Suivez les reboiseurs dans leurs rêves et leur dur labeur, au coeur des grands espaces de l'Ouest canadien !
J’ai appris de la femme que j’aime que ce n’est pas le silence qui neutralise les individus, mais l’absence de repères, ceux qui balisent les échanges, le soutien moral et la reconnaissance. Quotidiennement, nous avons su éclairer et guider nos actions de façon commune et le reboisement, la plantation d’arbres dans l’Ouest canadien, nous a servi de balise indiquant le tracé d’une vie rêvée. Le rêve est le fidèle compagnon de sa vie. Plus on s’en rapproche, plus il prend du relief et des couleurs. Les chemins de l’existence se manifestent aussi sur les versants ensoleillés d’une terre mise à nue, couverte d’épilobes.

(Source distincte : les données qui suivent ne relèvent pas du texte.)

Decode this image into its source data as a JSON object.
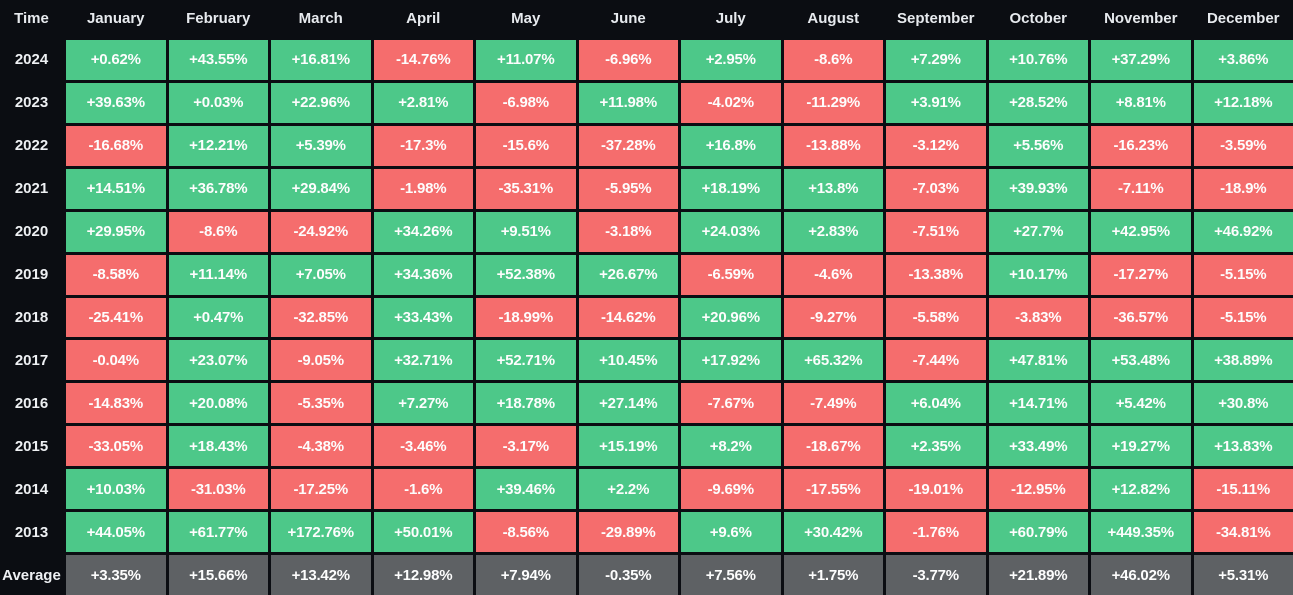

Découvrez, dans ce roman, comment les rêves de liberté du narrateur se retrouvent mêlés à un quotidien gouverné par la productivité.
EXTRAIT
Occasionnellement, dans les terrains les plus dégagés, je chante en travaillant. Pour un moment, chanter ou siffloter un air agréable permet d’évacuer les nombreux soucis empilés par l’esprit. Dans le reboisement, lorsqu’on a développé adéquatement les gestes et les déplacements routiniers de la plantation, on peut se permettre de penser à autre chose tout en poursuivant l’abrutissant labeur de planter des arbres. Même si parfois les gardes forestiers du ministère de la Faune nous accompagnent avec de longs fusils pour assurer notre protection en forêt, se manifester haut et fort permet d’apaiser les craintes qui relèvent de la fabulation. J’anticipe toujours la présence de cette bête menaçante, le roi de la forêt continentale qui rôde continuellement dans le buisson de mon imaginaire ; l’ours Grizzli. Mais enfin ! Je plante des arbres aux rythmes de musiques du monde que je pige sur la carte mémoire de mes souvenirs. Je travaille en économisant les gestes, sans m’arrêter, parce que je n’ai rien d’autre de concret à faire que de planter les boutures d’arbres qui défilent de mes sacs, à ma main, à la tranchée au sol fait à l’aide de ma pelle que je referme sec, d’un coup de pied. Je chante presque toujours les mêmes rengaines en jonglant avec des vers à moitié oubliés dans un milieu hostile où la cadence de production représente ma rémunération. Jouer avec la musicalité de l’esprit accroît grandement la capacité de résilience.
À PROPOS DE L'AUTEUR
Benoit Asselin est un passionné de voyages et de découvertes. Depuis son plus jeune âge, il a dévoré les livres pour se nourrir de lectures afin de mieux comprendre la trajectoire des hommes. Il écrit depuis 1998 et, depuis, il écrit tous les jours. Bien naturellement, l’écriture a pris toutes sortes de directions et elle lui permet, aujourd’hui, de défendre sa propre humanité.